En l’espèce, ainsi qu’il a été pertinemment relevé par le tribunal, les pressions et menaces invoquées par le dirigeant de la société Alliance Distribution France pour le contraindre à souscrire les actes du 19 avril 2019 ne résultent d’aucune pièce et se trouvent contredites par les témoignages de MM. [F] [P] et [A] [N], présents à la réunion du 19 avril 2019, selon lesquels M. [D] [Z] a rédigé et signé les documents contestés sans violences, contraintes, pressions ou menaces.
La société Alliance Distribution France ne justifie par ailleurs pas des suites données à sa plainte du 27 mai 2019.
La preuve du vice du consentement invoqué n’est donc pas rapportée et le jugement entrepris sera confirmé sur ce point.
Sur le montant de la créance
Si la société Alliance Distribution France indique contester les malfaçons mises en compte et le montant de leurs réparations, aucune pièce de son dossier ne permet de contredire les constatations de M. [F] [M], expert en bâtiment, telles que consignées dans son rapport du 30 mars 2019 et confortées par le devis de la société Lenpa du 12 avril 2019 relatif à la reprise des volets roulants pour un montant de 17 158,54 euros.
La société Alliance Distribution France ne discute pas non plus le principe de la location de l’échafaudage facturé à 6 000 euros (pièce consorts N°8) et elle ne discute pas les bavettes qu’elle s’est engagée à prendre en charge.
La créance des consorts [G]-[B] au titre de l’exécution des engagements du 19 avril 2019 de la société Alliance Distribution France s’établit dès lors à 20 758,54 euros (17 158,54 euros + 6 000 euros + 2 600 euros – 5 000 euros), et le jugement entrepris sera confirmé en ce qu’il a condamné la société Alliance Distribution France à son règlement.
II. Sur la demande des consorts [G]-[B] d’annulation du contrat de construction pour dol
M. [J] [G] et Mme [R] [B] soutiennent que la société Alliance Distribution France a proposé un devis et exécuté des travaux en violation de l’article L. 241-1 du code des assurances, expliquant que la société ne disposait d’aucune assurance garantissant sa responsabilité décennale et qu’elle a établi un faux afin de les amener à contracter. Ils indiquent que leur consentement a donc été vicié par dol.
La société Alliance Distribution France s’oppose à la demande et fait valoir que c’est avec l’accord de la société Eco Plus que son logo figurait sur les demandes d’acompte.
Réponse de la cour :
Le jugement déféré étant confirmé sur la demande principale, la demande formée subsidiairement par les consorts [G]-[B] est donc sans objet.

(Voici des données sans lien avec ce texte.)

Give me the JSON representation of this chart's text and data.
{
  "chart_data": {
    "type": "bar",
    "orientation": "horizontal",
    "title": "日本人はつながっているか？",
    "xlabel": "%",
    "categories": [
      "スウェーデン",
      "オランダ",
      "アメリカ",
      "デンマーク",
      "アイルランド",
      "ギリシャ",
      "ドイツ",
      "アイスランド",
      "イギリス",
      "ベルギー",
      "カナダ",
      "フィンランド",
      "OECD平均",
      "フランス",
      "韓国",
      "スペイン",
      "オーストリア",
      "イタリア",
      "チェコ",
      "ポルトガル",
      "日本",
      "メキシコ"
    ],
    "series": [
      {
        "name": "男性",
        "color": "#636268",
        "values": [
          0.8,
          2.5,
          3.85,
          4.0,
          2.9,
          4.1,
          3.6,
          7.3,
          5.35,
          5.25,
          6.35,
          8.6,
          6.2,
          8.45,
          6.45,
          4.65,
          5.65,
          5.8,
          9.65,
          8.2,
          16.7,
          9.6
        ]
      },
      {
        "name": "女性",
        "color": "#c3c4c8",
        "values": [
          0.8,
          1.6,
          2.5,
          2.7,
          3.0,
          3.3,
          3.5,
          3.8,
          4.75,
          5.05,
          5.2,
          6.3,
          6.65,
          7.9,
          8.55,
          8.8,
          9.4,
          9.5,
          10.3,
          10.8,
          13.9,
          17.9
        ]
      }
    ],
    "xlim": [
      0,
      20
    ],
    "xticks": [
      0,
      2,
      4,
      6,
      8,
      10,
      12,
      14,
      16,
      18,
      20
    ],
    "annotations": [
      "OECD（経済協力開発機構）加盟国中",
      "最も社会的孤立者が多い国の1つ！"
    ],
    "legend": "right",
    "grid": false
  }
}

III. Sur les dépens et sur les frais irrépétibles
Le jugement entrepris sera confirmé sur les dépens et sur les frais irrépétibles.
La société Alliance Distribution France sera condamnée aux dépens d’appel.
Elle sera également condamnée à payer aux consorts [G]-[B] la somme de 2 000 euros au titre de l’article 700 du code de procédure civile, et elle sera déboutée de sa demande de ce chef.
PAR CES MOTIFS
La cour, statuant par arrêt contradictoire, après débats en audience publique et après en avoir délibéré,
CONFIRME, en toutes ses dispositions et dans les limites de l’appel, le jugement rendu le 15 février 2023 par le tribunal judiciaire de Montbéliard ;
CONDAMNE la SAS Alliance Distribution France aux dépens d’appel ;
CONDAMNE la SAS Alliance Distribution France à payer à M. [J] [G] et à Mme [R] [B] la somme de 2 000 euros au titre de l’article 700 du code de procédure civile ;
DEBOUTE la SAS Alliance Distribution France de sa demande au titre de l’article 700 du code de procédure civile.
Ledit arrêt a été signé par Michel Wachter, président de chambre, magistrat ayant participé au délibéré et Fabienne Arnou, greffier.